Le recourant s’est encore déterminé le 18 octobre 2021.
Il
note que le Ministère public ne s’est à nouveau pas prononcé sur la question de
l’égalité des armes. La consultation des trois rapports de police qui ont été
déposés met en lumière le fait que le recourant est maintenant prévenu
d’agression, voies de fait, vol (dans ses observations, la procureure n’exclut
pas un renvoi pour agression), tentative de vol par effraction, violation de
domicile, dommages à la propriété (le prévenu conteste les dommages à la
propriété et la tentative de vol) et trafic et consommation de stupéfiants (les
prévenus donnent des versions contradictoires). Il y a trois plaignants, dont
l’un est représenté.
Selon
le recourant, les pièces déposées avec la requête d’assistance judiciaire
suffisaient à prouver l’indigence. Il produit des justificatifs
complémentaires. Le recourant mentionne qu’il paie bien ses primes
d’assurance-maladie, soit 291.05 francs par mois, ainsi qu’une complémentaire
de 33.75 francs et une assurance dentaire de 20 francs, soit au total
344.80 francs. Il a récemment obtenu un subside pour l’assurance-maladie, la
décision étant cependant postérieure à la requête, puisqu’elle date du 15 septembre
2021 (NB : le subside est accordé avec effet au 1er mai 2021).

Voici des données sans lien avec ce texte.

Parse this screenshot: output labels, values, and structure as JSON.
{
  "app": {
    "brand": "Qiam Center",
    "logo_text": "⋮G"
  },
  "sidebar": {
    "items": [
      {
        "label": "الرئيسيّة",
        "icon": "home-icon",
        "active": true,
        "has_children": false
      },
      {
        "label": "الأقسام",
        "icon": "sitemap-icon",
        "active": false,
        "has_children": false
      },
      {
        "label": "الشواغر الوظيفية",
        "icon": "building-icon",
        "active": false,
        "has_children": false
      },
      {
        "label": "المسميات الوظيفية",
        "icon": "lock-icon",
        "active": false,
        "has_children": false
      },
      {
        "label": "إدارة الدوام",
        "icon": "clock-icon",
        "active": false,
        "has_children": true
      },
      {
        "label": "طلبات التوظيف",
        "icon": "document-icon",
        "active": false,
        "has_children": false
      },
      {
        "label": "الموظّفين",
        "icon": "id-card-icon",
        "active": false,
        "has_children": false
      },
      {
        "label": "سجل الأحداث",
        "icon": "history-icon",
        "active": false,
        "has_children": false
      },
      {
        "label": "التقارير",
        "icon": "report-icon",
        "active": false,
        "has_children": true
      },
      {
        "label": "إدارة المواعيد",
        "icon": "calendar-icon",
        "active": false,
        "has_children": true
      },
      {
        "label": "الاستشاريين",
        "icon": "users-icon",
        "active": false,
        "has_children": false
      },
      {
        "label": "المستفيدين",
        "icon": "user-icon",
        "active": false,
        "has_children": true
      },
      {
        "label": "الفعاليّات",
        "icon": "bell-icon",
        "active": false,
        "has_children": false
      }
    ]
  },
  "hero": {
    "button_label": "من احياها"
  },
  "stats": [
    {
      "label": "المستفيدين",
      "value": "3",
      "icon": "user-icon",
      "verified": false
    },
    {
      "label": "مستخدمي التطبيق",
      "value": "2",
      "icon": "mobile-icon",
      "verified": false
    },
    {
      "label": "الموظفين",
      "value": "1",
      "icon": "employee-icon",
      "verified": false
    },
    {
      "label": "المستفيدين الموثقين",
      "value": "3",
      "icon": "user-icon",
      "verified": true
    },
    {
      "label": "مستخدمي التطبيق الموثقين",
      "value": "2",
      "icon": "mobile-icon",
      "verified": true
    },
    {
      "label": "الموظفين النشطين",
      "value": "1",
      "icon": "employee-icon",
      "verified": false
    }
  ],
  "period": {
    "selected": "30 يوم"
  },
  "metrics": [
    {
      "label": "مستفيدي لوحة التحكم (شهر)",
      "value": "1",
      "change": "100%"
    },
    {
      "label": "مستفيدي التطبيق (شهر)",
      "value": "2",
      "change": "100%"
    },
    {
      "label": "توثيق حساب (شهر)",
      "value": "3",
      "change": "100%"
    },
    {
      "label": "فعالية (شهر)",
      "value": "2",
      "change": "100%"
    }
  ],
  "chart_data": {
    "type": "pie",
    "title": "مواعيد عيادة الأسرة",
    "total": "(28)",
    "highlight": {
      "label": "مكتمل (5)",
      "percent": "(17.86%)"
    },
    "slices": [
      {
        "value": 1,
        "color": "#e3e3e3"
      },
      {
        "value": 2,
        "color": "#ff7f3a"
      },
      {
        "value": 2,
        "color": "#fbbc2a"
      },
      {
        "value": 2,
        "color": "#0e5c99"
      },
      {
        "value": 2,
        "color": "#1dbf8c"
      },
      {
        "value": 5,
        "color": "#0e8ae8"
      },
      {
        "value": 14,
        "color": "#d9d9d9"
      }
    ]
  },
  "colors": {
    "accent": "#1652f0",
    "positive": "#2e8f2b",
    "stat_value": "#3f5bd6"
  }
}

Cette aide ne sera déduite que sur les primes futures et, à ce jour, on ignore
les primes résiduelles que le recourant devra assumer. Le recourant paie en
outre 51.20 francs par mois, en moyenne, pour ses lentilles de contact, le
montant couvert par l’assurance-maladie, soit 250 francs pour trois ans, ayant
déjà été utilisé. Il ne touche désormais plus les 300 francs d’allocations
familiales, qu’il avait reçus à titre exceptionnel en juin et juillet 2021. Il
verse depuis juin 2021 une part de loyer de 750 francs à sa mère, car celle-ci
a dû arrêter de travailler au printemps et ne peut plus loger son fils
gratuitement. Il devra encore assumer une part de 17 francs par mois aux charges
accessoires du logement. Le 10 août 2021, le recourant a pris un abonnement
annuel pour ses transports, qui lui coûte 20 francs par mois. Le total de ses
charges s’élève dès lors à 2'033 francs et elles ne sont pas couvertes par ses
revenus, même si son salaire a augmenté, à 1'268.55 francs par mois, auxquels
il faut ajouter 661 francs de contribution d’entretien. Sa mère touche 1'507
francs par mois des services sociaux, en attendant que l’AI lui verse une
rente, et elle ne peut pas l’aider.
K.
Le 21 octobre 2021, le Ministère public a indiqué qu’il
n’avait pas d’observations à formuler au sujet des dernières déterminations du
recourant.
C O N S I D E R A N T
1.
Déposé dans le délai légal, par une personne directement
touchée par la décision entreprise et motivé, le recours est recevable (art. 382,
385 et 396 CPP).
Considérants
2.
L'Autorité de recours en matière pénale jouit d'un plein
pouvoir d'examen, en fait, en droit et en opportunité (art. 393 CPP), sans être
liée par les motifs invoqués par les parties ni par les conclusions de
celles-ci, sauf lorsqu'elle statue sur une action civile (art. 391 CPP).
3.
Selon l'article 132 CPP, la direction de la procédure ordonne une
défense d'office si le prévenu ne dispose pas des moyens nécessaires et que
l'assistance d'un défenseur est justifiée pour sauvegarder ses intérêts (al. 1
let. b). La défense d'office aux fins de protéger les intérêts du prévenu se
justifie notamment lorsque la cause n'est pas de peu de gravité et qu'elle
présente, sur le plan des faits ou du droit, des difficultés que le prévenu
seul ne pourrait pas surmonter (al. 2). En tout état de cause, une affaire
n'est pas de peu de gravité lorsque le prévenu est passible d'une peine
privative de liberté de plus de quatre mois ou d'une peine pécuniaire de plus
de 120 jours-amende (al. 3).
3.1
a) L’appréciation de la sanction
prévisible, au sens de l’article 132 al. 3 CPP, s’effectue de manière concrète, soit aussi en
fonction de la situation personnelle du prévenu, et non de manière
abstraite ; il ne faut pas se fonder sur la seule peine menace prévue par
la loi, mais surtout tenir compte des circonstances particulières du cas
d’espèce et de la peine concrètement encourue (Moreillon/Parein-Reymond,
Petit commentaire CPP, 2e éd., n. 30 ad art. 132).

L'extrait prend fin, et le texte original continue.